Other notable Lempicka collectors include actor Jack Nicholson and singer-actress Barbra Streisand.
Robert Dassanowsky's book Telegrams from the Metropole: Selected Poems 1980–1998 includes the poems "Tamara de Lempicka" and "La Donna d'Oro" dedicated to Kizette de Lempicka.
Lempicka's paintings are featured on the UK book covers of Atlas Shrugged and The Fountainhead by Ayn Rand.
On 16 May 2018, in celebration of the 120th anniversary of her birth, Google made her the subject of the daily Google Doodle.

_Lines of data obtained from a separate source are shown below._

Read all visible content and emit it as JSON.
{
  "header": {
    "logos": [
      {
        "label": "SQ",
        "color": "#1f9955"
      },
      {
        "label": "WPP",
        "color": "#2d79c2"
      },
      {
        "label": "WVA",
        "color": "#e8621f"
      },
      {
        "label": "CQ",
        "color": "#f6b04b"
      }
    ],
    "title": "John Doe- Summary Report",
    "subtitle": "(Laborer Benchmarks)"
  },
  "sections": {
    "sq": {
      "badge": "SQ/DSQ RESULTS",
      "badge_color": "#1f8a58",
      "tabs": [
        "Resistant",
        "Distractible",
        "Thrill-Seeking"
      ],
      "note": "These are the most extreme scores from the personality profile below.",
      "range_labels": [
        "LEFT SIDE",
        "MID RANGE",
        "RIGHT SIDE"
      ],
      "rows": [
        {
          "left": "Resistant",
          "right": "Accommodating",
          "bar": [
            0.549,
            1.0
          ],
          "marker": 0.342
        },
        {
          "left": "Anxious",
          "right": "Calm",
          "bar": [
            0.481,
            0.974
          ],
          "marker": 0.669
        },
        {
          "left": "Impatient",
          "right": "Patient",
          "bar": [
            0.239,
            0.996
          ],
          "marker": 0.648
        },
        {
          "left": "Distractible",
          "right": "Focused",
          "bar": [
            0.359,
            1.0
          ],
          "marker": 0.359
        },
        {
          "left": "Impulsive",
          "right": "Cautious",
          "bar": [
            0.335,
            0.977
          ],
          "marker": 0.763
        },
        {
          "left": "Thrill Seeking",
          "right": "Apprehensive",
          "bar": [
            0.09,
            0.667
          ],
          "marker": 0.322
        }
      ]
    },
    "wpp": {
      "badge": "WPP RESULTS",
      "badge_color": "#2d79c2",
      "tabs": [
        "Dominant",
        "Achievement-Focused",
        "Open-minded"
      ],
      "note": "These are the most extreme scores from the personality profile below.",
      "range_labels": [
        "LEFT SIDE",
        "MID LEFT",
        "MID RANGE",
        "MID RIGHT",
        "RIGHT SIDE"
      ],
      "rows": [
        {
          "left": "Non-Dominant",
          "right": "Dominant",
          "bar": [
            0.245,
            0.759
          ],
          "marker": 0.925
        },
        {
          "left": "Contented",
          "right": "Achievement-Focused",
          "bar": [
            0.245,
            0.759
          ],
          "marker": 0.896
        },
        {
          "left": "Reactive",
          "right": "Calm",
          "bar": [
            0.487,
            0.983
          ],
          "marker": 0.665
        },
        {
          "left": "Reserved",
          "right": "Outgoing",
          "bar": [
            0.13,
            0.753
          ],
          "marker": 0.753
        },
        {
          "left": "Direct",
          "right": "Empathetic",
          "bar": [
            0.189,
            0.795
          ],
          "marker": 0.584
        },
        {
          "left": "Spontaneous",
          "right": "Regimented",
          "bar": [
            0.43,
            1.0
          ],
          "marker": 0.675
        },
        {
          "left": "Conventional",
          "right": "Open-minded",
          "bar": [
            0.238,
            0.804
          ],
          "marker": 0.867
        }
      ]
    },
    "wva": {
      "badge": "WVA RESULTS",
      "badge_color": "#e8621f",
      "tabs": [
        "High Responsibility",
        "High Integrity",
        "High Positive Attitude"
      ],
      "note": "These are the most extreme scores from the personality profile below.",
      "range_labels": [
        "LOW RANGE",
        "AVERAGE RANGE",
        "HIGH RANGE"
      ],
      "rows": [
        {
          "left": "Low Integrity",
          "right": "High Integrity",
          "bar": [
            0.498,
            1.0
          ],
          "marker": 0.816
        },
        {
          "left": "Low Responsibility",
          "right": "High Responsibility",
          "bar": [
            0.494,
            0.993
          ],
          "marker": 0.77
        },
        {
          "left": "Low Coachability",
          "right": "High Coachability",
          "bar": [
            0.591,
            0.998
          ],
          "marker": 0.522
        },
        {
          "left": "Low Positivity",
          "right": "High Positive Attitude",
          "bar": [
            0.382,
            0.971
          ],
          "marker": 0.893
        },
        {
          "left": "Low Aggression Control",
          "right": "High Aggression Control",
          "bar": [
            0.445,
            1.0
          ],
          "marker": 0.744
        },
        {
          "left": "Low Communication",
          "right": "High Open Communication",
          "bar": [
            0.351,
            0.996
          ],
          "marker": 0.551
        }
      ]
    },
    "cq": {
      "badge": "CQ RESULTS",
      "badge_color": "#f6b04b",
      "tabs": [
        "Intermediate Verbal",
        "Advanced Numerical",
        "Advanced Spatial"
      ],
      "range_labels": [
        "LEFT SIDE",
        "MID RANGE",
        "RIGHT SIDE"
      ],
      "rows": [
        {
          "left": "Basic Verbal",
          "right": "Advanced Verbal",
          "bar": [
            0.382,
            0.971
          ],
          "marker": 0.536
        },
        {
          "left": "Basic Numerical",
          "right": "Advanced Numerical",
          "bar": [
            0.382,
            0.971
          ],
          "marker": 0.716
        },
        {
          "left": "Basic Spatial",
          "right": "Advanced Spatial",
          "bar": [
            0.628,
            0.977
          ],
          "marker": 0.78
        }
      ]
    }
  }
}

In July 2018, a biographical musical, Lempicka, premiered at the Williamstown Theatre Festival. The show later played at the La Jolla Playhouse in 2022 and on Broadway from April to May of 2024. The musical starred Eden Espinosa as Łempicka and was directed by Tony winner Rachel Chavkin. In April 2024, Espinosa was nominated for a Tony Award for her portrayal.
From September 2022 until March 2023, the National Museum in Kraków held a major exhibition of her works from museums and private collections in Europe and the USA entitled Łempicka.
In January 2023, Jeff Ruby Culinary Entertainment, a Cincinnati, Ohio-based, multistate restaurant company, named its first specialized event space The Lempicka to acknowledge the influence of her aesthetic on the interior design of its restaurants.[60] The center opened in June 2023.Art marketIn November 2019 the Lempicka painting La Tunique rose (1927) was sold at Sotheby's for $13.4 million. In February 2020, her painting Portrait of Marjorie Ferry (1932) set a record for a work by Lempicka by fetching £16.3 million ($21.2 million) at the Impressionist and Modern Art Evening Sale at Christie's, London.